From Wilson Erupe to Rita Jeptoo, the list of Kenyan athletes who have been banned due to doping is growing longer at a disturbing rate.
Since 2012, the number is cruising to 30 yet we have only managed to get a few woofs from those who matter in the sport.
Studying the list of athletes who have been banned or are facing ban makes an interesting case. For the Love of the Game went through the list -- with an eye of an eagle looking for a prey in a forest-- and realised that almost all of them, say 99 percent, come from Rift Valley.
Now that is where the whole case of doping gets interesting, if not mysterious. You see, one thing runs through all these athletes from Rift Valley.
You guessed it right; they all drink mursik. And that is where perhaps the problem lies. For the Love of the Game had a eureka moment about the doping menace, which may consume our favourite sport, and that revelation pointed to nothing else but mursik.
Mursik is one of the unique foods people from Rift Valley take, which investigators need to scrutinise if at all it contains banned properties that give our athletes resilience on the track.
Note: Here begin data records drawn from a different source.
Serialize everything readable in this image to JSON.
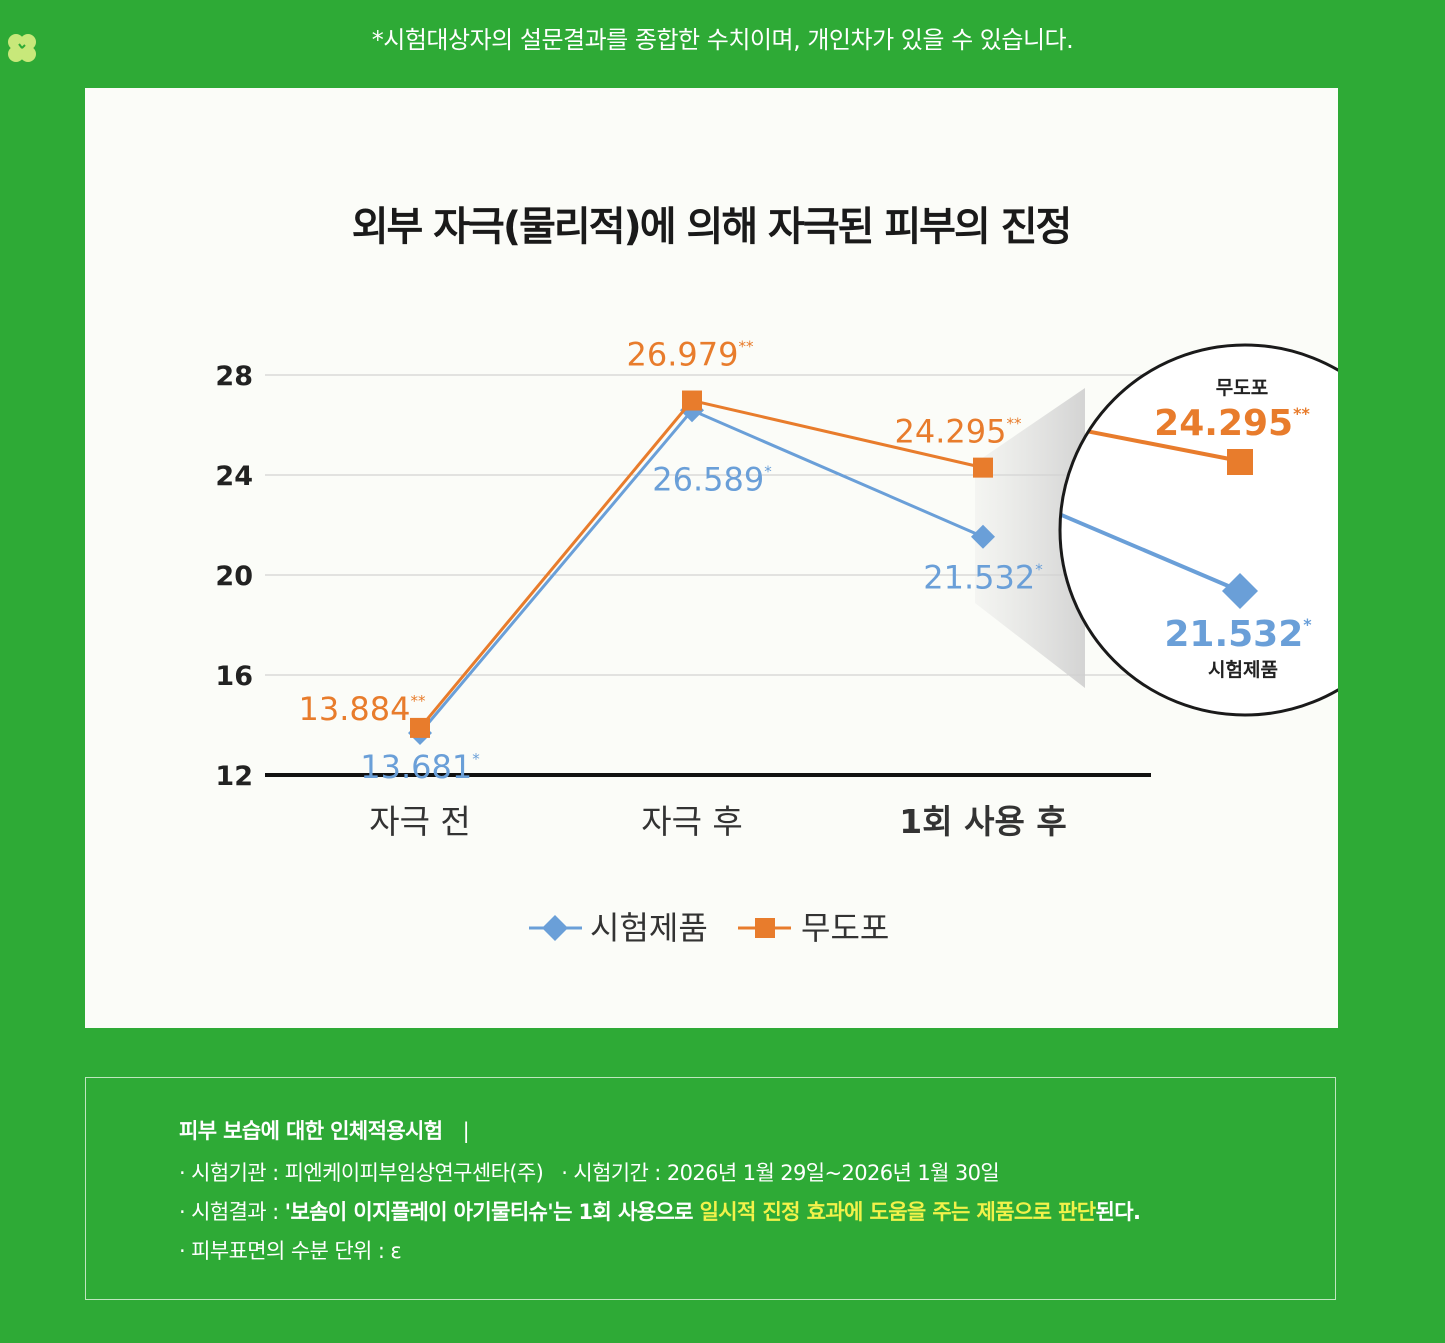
{
  "note": "*시험대상자의 설문결과를 종합한 수치이며, 개인차가 있을 수 있습니다.",
  "colors": {
    "background": "#2eaa36",
    "product": "#6a9fd8",
    "control": "#e87c2c",
    "highlight": "#f2f24a"
  },
  "chart_data": {
    "type": "line",
    "title": "외부 자극(물리적)에 의해 자극된 피부의 진정",
    "categories": [
      "자극 전",
      "자극 후",
      "1회 사용 후"
    ],
    "yticks": [
      12,
      16,
      20,
      24,
      28
    ],
    "ylim": [
      12,
      28
    ],
    "grid": true,
    "legend": "bottom-center",
    "series": [
      {
        "name": "시험제품",
        "marker": "diamond",
        "values": [
          13.681,
          26.589,
          21.532
        ],
        "labels": [
          "13.681",
          "26.589",
          "21.532"
        ],
        "sig": "*"
      },
      {
        "name": "무도포",
        "marker": "square",
        "values": [
          13.884,
          26.979,
          24.295
        ],
        "labels": [
          "13.884",
          "26.979",
          "24.295"
        ],
        "sig": "**"
      }
    ],
    "zoom": {
      "control_name": "무도포",
      "control_label": "24.295",
      "control_sig": "**",
      "product_name": "시험제품",
      "product_label": "21.532",
      "product_sig": "*"
    }
  },
  "info": {
    "heading": "피부 보습에 대한 인체적용시험",
    "separator": "|",
    "institution": "· 시험기관 : 피엔케이피부임상연구센타(주)",
    "period": "· 시험기간 : 2026년 1월 29일~2026년 1월 30일",
    "result_prefix": "· 시험결과 : ",
    "result_product": "'보솜이 이지플레이 아기물티슈'",
    "result_mid": "는 1회 사용으로 ",
    "result_highlight": "일시적 진정 효과에 도움을 주는 제품으로 판단",
    "result_suffix": "된다.",
    "unit": "· 피부표면의 수분 단위 : ε"
  }
}
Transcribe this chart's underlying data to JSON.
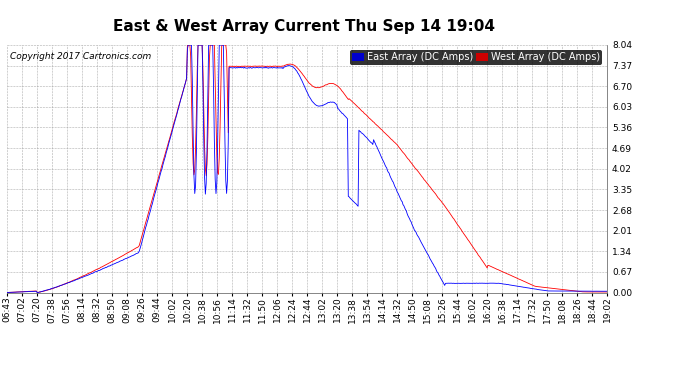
{
  "title": "East & West Array Current Thu Sep 14 19:04",
  "copyright": "Copyright 2017 Cartronics.com",
  "legend_east": "East Array (DC Amps)",
  "legend_west": "West Array (DC Amps)",
  "east_color": "#0000ff",
  "west_color": "#ff0000",
  "legend_east_bg": "#0000cc",
  "legend_west_bg": "#cc0000",
  "ylim": [
    0,
    8.04
  ],
  "yticks": [
    0.0,
    0.67,
    1.34,
    2.01,
    2.68,
    3.35,
    4.02,
    4.69,
    5.36,
    6.03,
    6.7,
    7.37,
    8.04
  ],
  "bg_color": "#ffffff",
  "grid_color": "#999999",
  "title_fontsize": 11,
  "tick_fontsize": 6.5,
  "copyright_fontsize": 6.5,
  "legend_fontsize": 7,
  "figsize": [
    6.9,
    3.75
  ],
  "dpi": 100,
  "x_tick_labels": [
    "06:43",
    "07:02",
    "07:20",
    "07:38",
    "07:56",
    "08:14",
    "08:32",
    "08:50",
    "09:08",
    "09:26",
    "09:44",
    "10:02",
    "10:20",
    "10:38",
    "10:56",
    "11:14",
    "11:32",
    "11:50",
    "12:06",
    "12:24",
    "12:44",
    "13:02",
    "13:20",
    "13:38",
    "13:54",
    "14:14",
    "14:32",
    "14:50",
    "15:08",
    "15:26",
    "15:44",
    "16:02",
    "16:20",
    "16:38",
    "17:14",
    "17:32",
    "17:50",
    "18:08",
    "18:26",
    "18:44",
    "19:02"
  ]
}
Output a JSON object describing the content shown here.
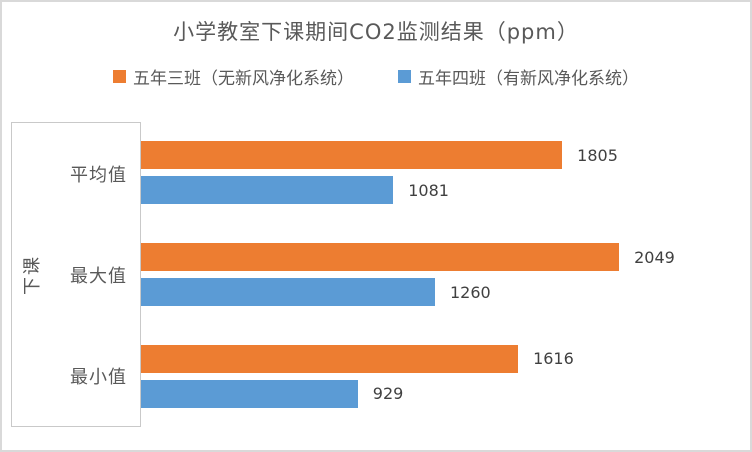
{
  "title": "小学教室下课期间CO2监测结果（ppm）",
  "axis_title": "下课",
  "colors": {
    "series_no_purifier": "#ED7D31",
    "series_with_purifier": "#5B9BD5",
    "title_text": "#595959",
    "axis_text": "#595959",
    "value_text": "#404040",
    "axis_line": "#C9C9C9",
    "frame_border": "#D9D9D9"
  },
  "legend": [
    {
      "label": "五年三班（无新风净化系统）",
      "color": "#ED7D31"
    },
    {
      "label": "五年四班（有新风净化系统）",
      "color": "#5B9BD5"
    }
  ],
  "chart_data": {
    "type": "bar",
    "orientation": "horizontal",
    "title": "小学教室下课期间CO2监测结果（ppm）",
    "xlabel": "",
    "ylabel": "下课",
    "categories": [
      "平均值",
      "最大值",
      "最小值"
    ],
    "series": [
      {
        "name": "五年三班（无新风净化系统）",
        "color": "#ED7D31",
        "values": [
          1805,
          2049,
          1616
        ]
      },
      {
        "name": "五年四班（有新风净化系统）",
        "color": "#5B9BD5",
        "values": [
          1081,
          1260,
          929
        ]
      }
    ],
    "data_labels": [
      [
        1805,
        2049,
        1616
      ],
      [
        1081,
        1260,
        929
      ]
    ],
    "xlim": [
      0,
      2400
    ],
    "grid": false,
    "legend_position": "top",
    "value_labels": true
  }
}
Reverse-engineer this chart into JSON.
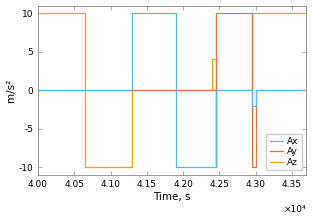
{
  "xlabel": "Time, s",
  "ylabel": "m/s²",
  "xlim": [
    40000,
    43700
  ],
  "ylim": [
    -11,
    11
  ],
  "yticks": [
    -10,
    -5,
    0,
    5,
    10
  ],
  "xticks": [
    40000,
    40500,
    41000,
    41500,
    42000,
    42500,
    43000,
    43500
  ],
  "xtick_labels": [
    "4.00",
    "4.05",
    "4.10",
    "4.15",
    "4.20",
    "4.25",
    "4.30",
    "4.35"
  ],
  "scale_label": "×10⁴",
  "legend_labels": [
    "Ax",
    "Ay",
    "Az"
  ],
  "colors": {
    "Ax": "#5BB8EC",
    "Ay": "#E8714A",
    "Az": "#F0A500"
  },
  "Ax_x": [
    40000,
    41300,
    41300,
    41900,
    41900,
    42450,
    42450,
    42950,
    42950,
    43000,
    43000,
    43700
  ],
  "Ax_y": [
    0,
    0,
    10,
    10,
    -10,
    -10,
    0,
    0,
    -2,
    -2,
    0,
    0
  ],
  "Ay_x": [
    40000,
    42450,
    42450,
    42460,
    42460,
    42950,
    42950,
    43000,
    43000,
    43700
  ],
  "Ay_y": [
    0,
    0,
    -10,
    -10,
    10,
    10,
    -10,
    -10,
    0,
    0
  ],
  "Az_x": [
    40000,
    40650,
    40650,
    41300,
    41300,
    42400,
    42400,
    42450,
    42450,
    42950,
    42950,
    43700
  ],
  "Az_y": [
    10,
    10,
    -10,
    -10,
    0,
    0,
    4,
    4,
    0,
    0,
    10,
    10
  ]
}
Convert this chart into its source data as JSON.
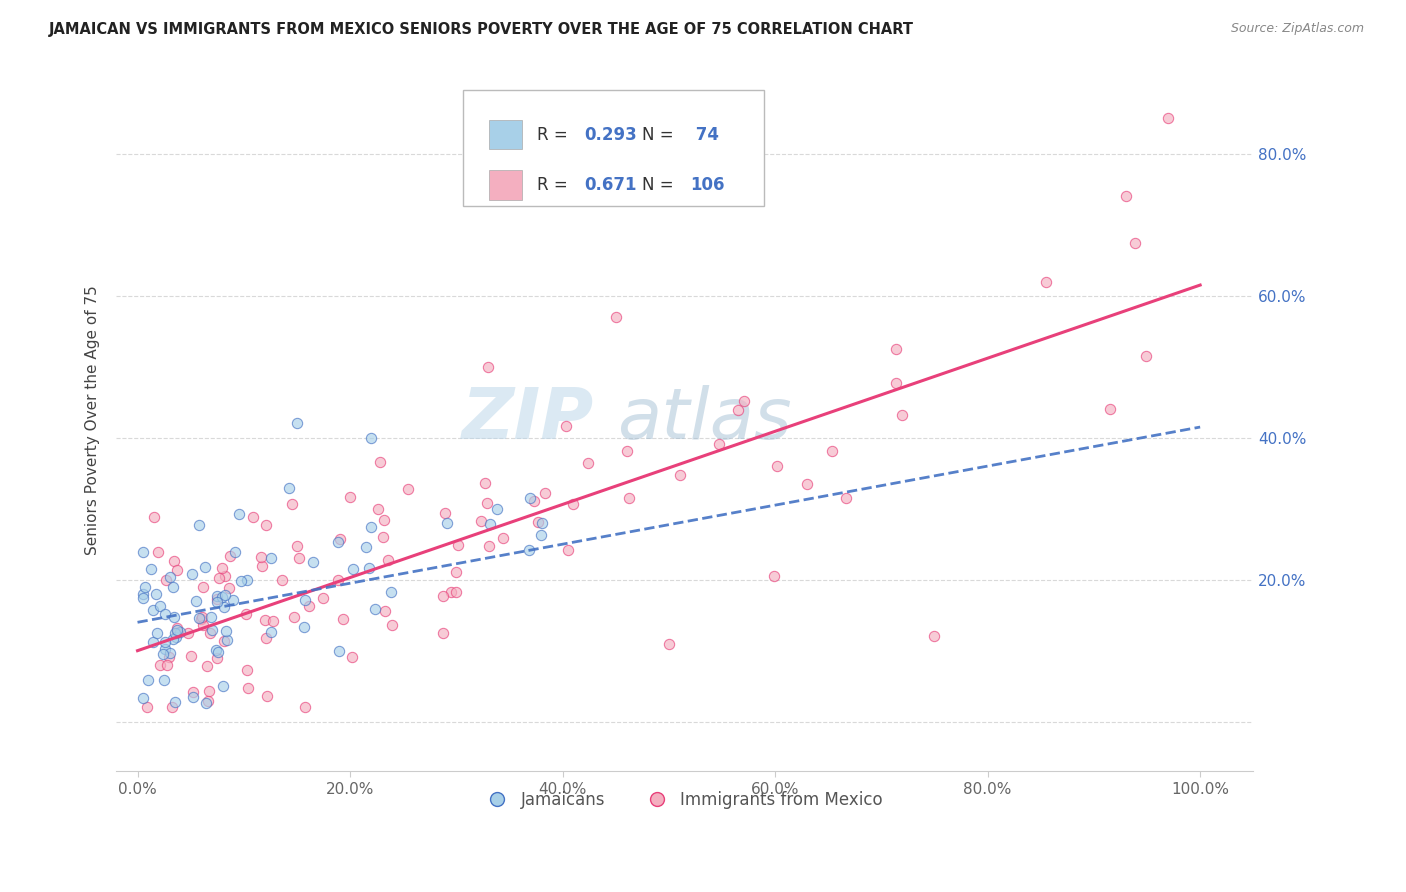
{
  "title": "JAMAICAN VS IMMIGRANTS FROM MEXICO SENIORS POVERTY OVER THE AGE OF 75 CORRELATION CHART",
  "source": "Source: ZipAtlas.com",
  "ylabel": "Seniors Poverty Over the Age of 75",
  "xlim": [
    -0.02,
    1.05
  ],
  "ylim": [
    -0.07,
    0.92
  ],
  "ytick_vals": [
    0.0,
    0.2,
    0.4,
    0.6,
    0.8
  ],
  "ytick_labels": [
    "",
    "20.0%",
    "40.0%",
    "60.0%",
    "80.0%"
  ],
  "xtick_vals": [
    0.0,
    0.2,
    0.4,
    0.6,
    0.8,
    1.0
  ],
  "xtick_labels": [
    "0.0%",
    "20.0%",
    "40.0%",
    "60.0%",
    "80.0%",
    "100.0%"
  ],
  "jamaican_R": 0.293,
  "jamaican_N": 74,
  "mexico_R": 0.671,
  "mexico_N": 106,
  "blue_scatter_color": "#a8d0e8",
  "pink_scatter_color": "#f4afc0",
  "blue_line_color": "#4472c4",
  "pink_line_color": "#e8407a",
  "legend_label1": "Jamaicans",
  "legend_label2": "Immigrants from Mexico",
  "jam_reg": [
    0.14,
    0.415
  ],
  "mex_reg": [
    0.1,
    0.615
  ],
  "watermark_zip": "ZIP",
  "watermark_atlas": "atlas"
}
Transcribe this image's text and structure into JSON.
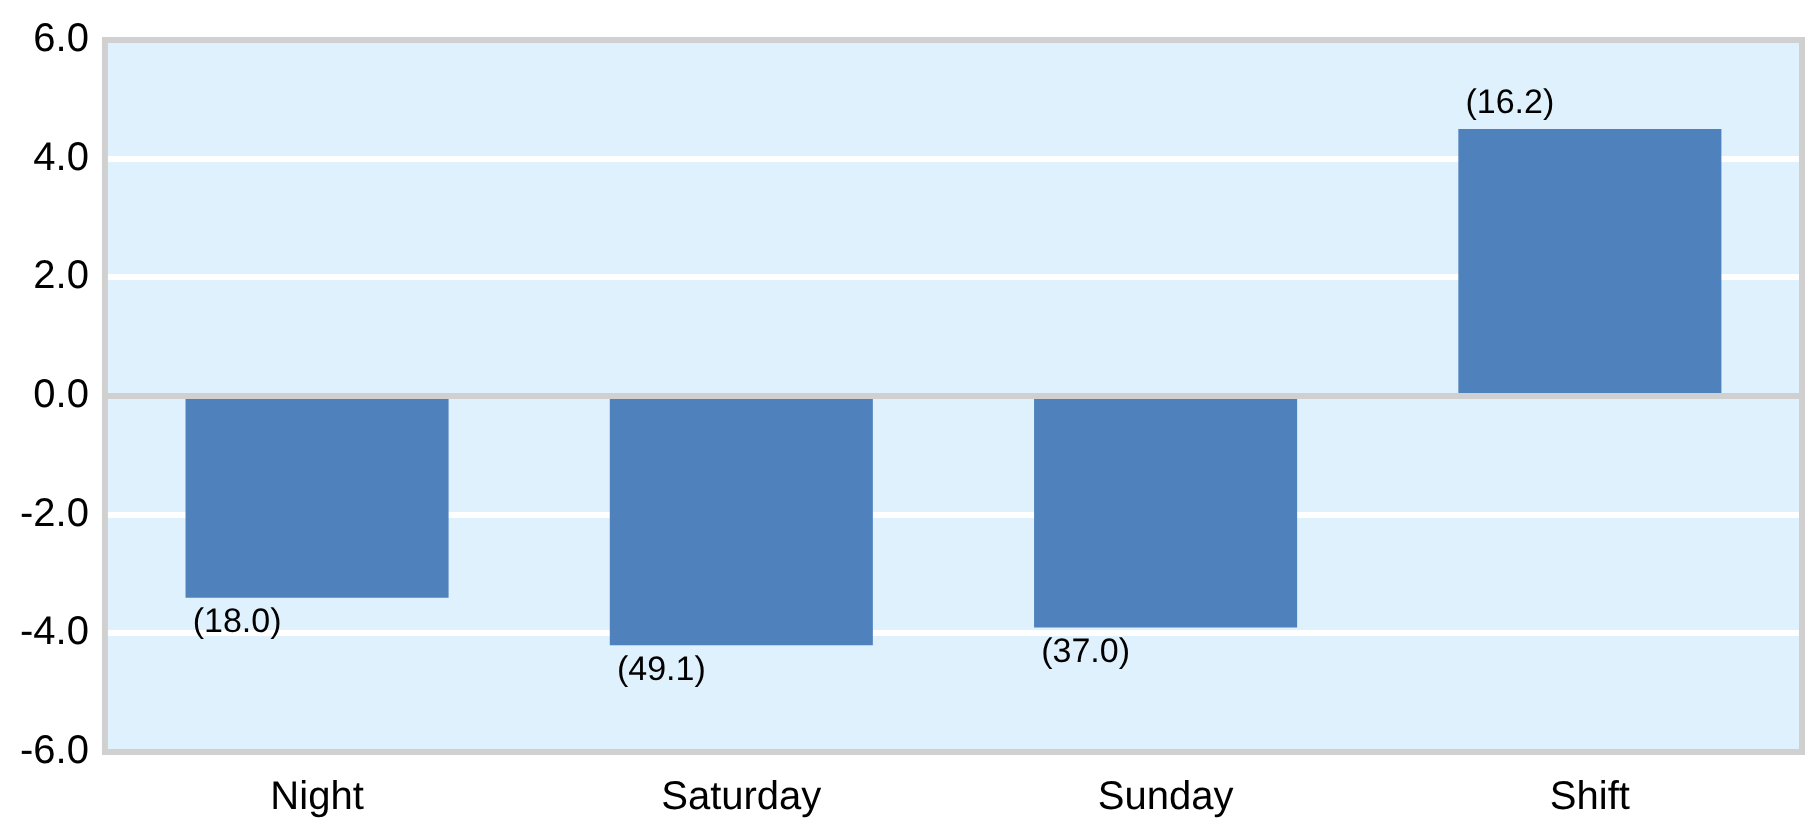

Certainly, our athletes must be doping on mursik. Those substances that Kenyan athletes have been banned for including boldenone, erythropoietin, prednisolone, dexamethasone, norandrosterone and salbutamol may all have come from mursik, a popular drink that the athletes, especially from those from Rift Valley, partake.
For starters, mursik is prepared from fermented milk in gourds. Animal blood and ash is added in the milk either before or after fermentation and the mixture is boiled and left to cool for three to five days before it is consumed.
To begin with, that milk and blood comes from a cow, which might have drunk polluted water from rivers Sosiani or Mau in Uasin Gishu County. From your biology, you know that chemical substances a cow or chicken consumes will at one point find themselves in human bodies.
With mursik being a favourite drink for many of our athletes, some who take it for breakfast and before they go to bed, that explains why cases of doping may be rising lately.
Again, you never know what else our athletes eat or drink when they are strutting the streets of Eldoret or Nyahururu. Prednisolone and dexamethasone may be in that nyama choma, mbuzi boilo or even busaa.
For the Love of the Game believes any right thinking athlete cannot knowingly use such substances when they know the repercussions are drastic.
Concerned authorities should investigate thoroughly the Kenyan doping cases because all the problem may be is that sour milk we call mursik.